Use fact verification when you need to identify specific problematic claims for manual review or correction. The claim-level output enables precise feedback to users or downstream systems.
from cite_right import (
check_groundedness,
verify_facts,
)
from cite_right.claims import SpacyClaimDecomposer
# Quick quality check
metrics = check_groundedness(answer, sources)
if metrics.hallucination_rate > 0.2:
# Detailed analysis of problematic content
result = verify_facts(
answer,
sources,
claim_decomposer=SpacyClaimDecomposer()
)
for claim in result.claims:
if claim.status == "unverified":
print(f"Unsupported claim: {claim.text}")
Configuration¶
The verify_facts function accepts the same configuration options as align_citations, including tokenizer, segmenter, embedder, and backend selection.
from cite_right import CitationConfig, verify_facts
config = CitationConfig(
top_k=3,
min_answer_coverage=0.3
)
result = verify_facts(answer, sources, config=config)
The configuration affects how claims are aligned to sources. Stricter thresholds produce more conservative verification, flagging more claims as unverified when alignment quality is marginal.
Performance Considerations¶
Claim decomposition adds a preprocessing step but does not significantly impact performance for typical answer lengths. The SpaCy decomposer requires loading a language model, which adds startup time but processes quickly once loaded.

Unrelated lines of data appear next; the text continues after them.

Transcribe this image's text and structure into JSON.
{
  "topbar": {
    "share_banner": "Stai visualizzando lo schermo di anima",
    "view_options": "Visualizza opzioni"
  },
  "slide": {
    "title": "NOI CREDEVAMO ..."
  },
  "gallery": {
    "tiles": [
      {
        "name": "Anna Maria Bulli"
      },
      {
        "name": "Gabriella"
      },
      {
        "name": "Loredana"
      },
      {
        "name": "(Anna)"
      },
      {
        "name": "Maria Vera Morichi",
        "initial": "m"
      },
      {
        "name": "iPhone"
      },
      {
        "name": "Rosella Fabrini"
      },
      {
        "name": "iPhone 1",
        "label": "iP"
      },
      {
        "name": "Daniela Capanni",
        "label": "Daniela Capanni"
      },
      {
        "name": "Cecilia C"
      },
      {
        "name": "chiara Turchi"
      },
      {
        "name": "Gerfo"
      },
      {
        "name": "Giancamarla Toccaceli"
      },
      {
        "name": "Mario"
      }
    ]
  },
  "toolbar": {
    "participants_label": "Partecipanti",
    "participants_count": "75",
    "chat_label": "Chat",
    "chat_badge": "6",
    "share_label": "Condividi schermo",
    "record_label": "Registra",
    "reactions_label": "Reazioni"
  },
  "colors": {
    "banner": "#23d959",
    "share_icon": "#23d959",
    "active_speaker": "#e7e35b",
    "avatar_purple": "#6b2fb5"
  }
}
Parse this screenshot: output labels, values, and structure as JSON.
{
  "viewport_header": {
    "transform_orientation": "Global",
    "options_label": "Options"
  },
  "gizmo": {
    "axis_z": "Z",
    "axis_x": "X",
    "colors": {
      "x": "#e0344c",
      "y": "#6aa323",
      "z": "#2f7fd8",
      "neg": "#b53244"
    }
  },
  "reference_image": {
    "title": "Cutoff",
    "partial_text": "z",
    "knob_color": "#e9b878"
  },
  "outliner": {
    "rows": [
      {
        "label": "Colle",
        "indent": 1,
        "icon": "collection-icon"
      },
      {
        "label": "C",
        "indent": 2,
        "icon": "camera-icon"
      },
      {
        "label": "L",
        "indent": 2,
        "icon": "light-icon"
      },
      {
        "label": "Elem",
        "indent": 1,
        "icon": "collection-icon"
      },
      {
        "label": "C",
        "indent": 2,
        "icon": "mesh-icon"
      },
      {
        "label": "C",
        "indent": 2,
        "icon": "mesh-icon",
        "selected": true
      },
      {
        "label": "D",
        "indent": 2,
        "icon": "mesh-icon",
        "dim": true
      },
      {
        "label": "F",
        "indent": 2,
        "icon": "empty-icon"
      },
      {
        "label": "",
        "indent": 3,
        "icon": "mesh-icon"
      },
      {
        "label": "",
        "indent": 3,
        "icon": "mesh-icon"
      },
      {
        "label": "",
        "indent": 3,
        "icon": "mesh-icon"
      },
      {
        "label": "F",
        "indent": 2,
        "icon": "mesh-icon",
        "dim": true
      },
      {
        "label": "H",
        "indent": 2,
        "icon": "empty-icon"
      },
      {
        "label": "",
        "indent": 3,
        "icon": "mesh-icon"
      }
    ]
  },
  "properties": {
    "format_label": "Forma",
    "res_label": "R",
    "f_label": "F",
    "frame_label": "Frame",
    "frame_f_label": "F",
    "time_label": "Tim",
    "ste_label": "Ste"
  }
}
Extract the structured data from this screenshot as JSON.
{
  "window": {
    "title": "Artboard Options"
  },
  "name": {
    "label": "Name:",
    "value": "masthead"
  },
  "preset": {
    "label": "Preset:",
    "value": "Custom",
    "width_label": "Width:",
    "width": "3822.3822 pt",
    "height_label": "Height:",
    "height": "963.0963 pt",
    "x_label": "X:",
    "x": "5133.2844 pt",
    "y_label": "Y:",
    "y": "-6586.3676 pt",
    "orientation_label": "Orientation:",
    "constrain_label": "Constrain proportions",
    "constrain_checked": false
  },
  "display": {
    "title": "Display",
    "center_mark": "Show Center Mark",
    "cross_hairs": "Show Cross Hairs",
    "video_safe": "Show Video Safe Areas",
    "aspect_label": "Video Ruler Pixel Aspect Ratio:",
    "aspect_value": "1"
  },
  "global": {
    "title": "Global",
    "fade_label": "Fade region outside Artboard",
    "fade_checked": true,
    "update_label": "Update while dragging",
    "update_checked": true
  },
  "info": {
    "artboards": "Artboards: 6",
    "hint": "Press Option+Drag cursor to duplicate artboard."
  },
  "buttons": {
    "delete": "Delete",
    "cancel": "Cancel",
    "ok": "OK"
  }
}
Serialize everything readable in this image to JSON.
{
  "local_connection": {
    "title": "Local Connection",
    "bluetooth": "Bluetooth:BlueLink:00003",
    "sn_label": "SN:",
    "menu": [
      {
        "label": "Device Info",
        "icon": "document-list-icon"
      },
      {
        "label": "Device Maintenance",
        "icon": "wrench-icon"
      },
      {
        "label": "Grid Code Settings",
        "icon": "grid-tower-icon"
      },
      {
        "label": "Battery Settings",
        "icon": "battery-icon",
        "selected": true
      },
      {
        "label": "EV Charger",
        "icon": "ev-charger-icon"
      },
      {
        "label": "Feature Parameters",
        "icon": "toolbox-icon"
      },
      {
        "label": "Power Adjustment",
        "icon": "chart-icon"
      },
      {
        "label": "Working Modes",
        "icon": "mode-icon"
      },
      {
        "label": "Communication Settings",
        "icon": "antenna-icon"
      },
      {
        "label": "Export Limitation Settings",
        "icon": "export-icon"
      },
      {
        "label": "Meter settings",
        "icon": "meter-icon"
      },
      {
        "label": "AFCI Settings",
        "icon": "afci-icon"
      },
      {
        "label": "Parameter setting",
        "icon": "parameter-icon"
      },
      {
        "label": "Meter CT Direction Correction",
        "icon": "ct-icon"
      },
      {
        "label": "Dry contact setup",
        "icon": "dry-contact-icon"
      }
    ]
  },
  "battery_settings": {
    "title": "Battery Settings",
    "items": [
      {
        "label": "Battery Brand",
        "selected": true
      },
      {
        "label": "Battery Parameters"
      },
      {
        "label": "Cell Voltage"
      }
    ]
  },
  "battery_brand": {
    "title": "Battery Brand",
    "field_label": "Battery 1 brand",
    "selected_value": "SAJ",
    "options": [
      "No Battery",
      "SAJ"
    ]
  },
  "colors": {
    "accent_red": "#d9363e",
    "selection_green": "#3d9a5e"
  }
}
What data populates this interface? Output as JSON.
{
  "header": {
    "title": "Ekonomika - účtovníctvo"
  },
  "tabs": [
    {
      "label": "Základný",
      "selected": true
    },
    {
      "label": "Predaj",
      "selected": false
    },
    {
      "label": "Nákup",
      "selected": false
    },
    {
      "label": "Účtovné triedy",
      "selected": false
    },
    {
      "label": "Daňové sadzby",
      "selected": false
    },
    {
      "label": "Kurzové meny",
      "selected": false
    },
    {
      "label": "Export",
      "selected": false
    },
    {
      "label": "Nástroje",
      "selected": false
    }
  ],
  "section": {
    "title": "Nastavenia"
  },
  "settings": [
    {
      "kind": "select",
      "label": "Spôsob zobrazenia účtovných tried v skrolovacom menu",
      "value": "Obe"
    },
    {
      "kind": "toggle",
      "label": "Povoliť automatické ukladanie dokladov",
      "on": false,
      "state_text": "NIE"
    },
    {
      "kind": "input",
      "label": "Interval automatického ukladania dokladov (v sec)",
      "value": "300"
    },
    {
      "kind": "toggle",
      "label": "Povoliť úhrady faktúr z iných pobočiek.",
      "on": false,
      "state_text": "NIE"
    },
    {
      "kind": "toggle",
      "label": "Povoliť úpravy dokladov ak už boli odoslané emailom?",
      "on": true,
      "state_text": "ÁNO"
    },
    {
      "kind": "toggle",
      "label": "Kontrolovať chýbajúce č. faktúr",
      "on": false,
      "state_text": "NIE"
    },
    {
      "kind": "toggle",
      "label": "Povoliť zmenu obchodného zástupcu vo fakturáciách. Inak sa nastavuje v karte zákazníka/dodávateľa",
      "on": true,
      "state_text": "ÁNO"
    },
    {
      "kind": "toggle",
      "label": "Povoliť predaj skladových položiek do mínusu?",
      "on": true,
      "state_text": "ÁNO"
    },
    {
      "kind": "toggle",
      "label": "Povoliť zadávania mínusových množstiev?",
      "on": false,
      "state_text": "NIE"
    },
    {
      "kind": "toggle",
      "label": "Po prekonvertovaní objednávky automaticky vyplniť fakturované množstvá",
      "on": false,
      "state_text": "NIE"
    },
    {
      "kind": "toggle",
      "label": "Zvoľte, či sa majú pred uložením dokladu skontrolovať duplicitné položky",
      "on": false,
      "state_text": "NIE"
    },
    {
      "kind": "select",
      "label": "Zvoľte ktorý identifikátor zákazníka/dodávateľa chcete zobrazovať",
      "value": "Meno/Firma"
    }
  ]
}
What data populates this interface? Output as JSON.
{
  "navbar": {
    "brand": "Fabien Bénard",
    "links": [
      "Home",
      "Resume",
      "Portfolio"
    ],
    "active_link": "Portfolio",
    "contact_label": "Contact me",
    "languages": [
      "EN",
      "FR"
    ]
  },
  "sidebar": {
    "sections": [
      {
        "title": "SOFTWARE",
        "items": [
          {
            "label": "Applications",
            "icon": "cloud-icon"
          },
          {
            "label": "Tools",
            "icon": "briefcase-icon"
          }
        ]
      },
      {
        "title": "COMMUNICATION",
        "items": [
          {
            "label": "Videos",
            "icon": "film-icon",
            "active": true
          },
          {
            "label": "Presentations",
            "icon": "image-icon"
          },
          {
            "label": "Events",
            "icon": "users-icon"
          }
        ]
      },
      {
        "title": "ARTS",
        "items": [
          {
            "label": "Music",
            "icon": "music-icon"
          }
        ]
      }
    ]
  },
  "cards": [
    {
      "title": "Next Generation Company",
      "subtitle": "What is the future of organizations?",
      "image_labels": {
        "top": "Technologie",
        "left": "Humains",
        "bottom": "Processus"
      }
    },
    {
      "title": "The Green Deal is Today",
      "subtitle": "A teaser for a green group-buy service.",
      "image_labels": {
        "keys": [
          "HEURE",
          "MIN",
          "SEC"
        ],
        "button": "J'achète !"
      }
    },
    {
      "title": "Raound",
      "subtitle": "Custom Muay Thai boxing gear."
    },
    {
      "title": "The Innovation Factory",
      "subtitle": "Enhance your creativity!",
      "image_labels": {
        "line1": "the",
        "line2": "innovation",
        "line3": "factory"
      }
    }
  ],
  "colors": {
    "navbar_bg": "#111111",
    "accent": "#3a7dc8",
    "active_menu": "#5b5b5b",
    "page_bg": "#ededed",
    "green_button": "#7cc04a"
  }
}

For high-throughput applications, consider reusing the decomposer instance across calls to avoid repeated model loading.
decomposer = SpacyClaimDecomposer() # Load once
for answer in answers:
result = verify_facts(answer, sources, claim_decomposer=decomposer)
Limitations¶
Claim decomposition relies on syntactic patterns and may not correctly split all compound sentences. Complex sentences with multiple nested clauses may be handled as single claims.
The verification only checks explicit textual support. Valid logical inferences from the source text will be marked as unverified if they are not stated directly.
Numerical claims require exact or near-exact matches. A source stating "approximately 15%" will not verify a claim stating "exactly 15%" even though the information is consistent.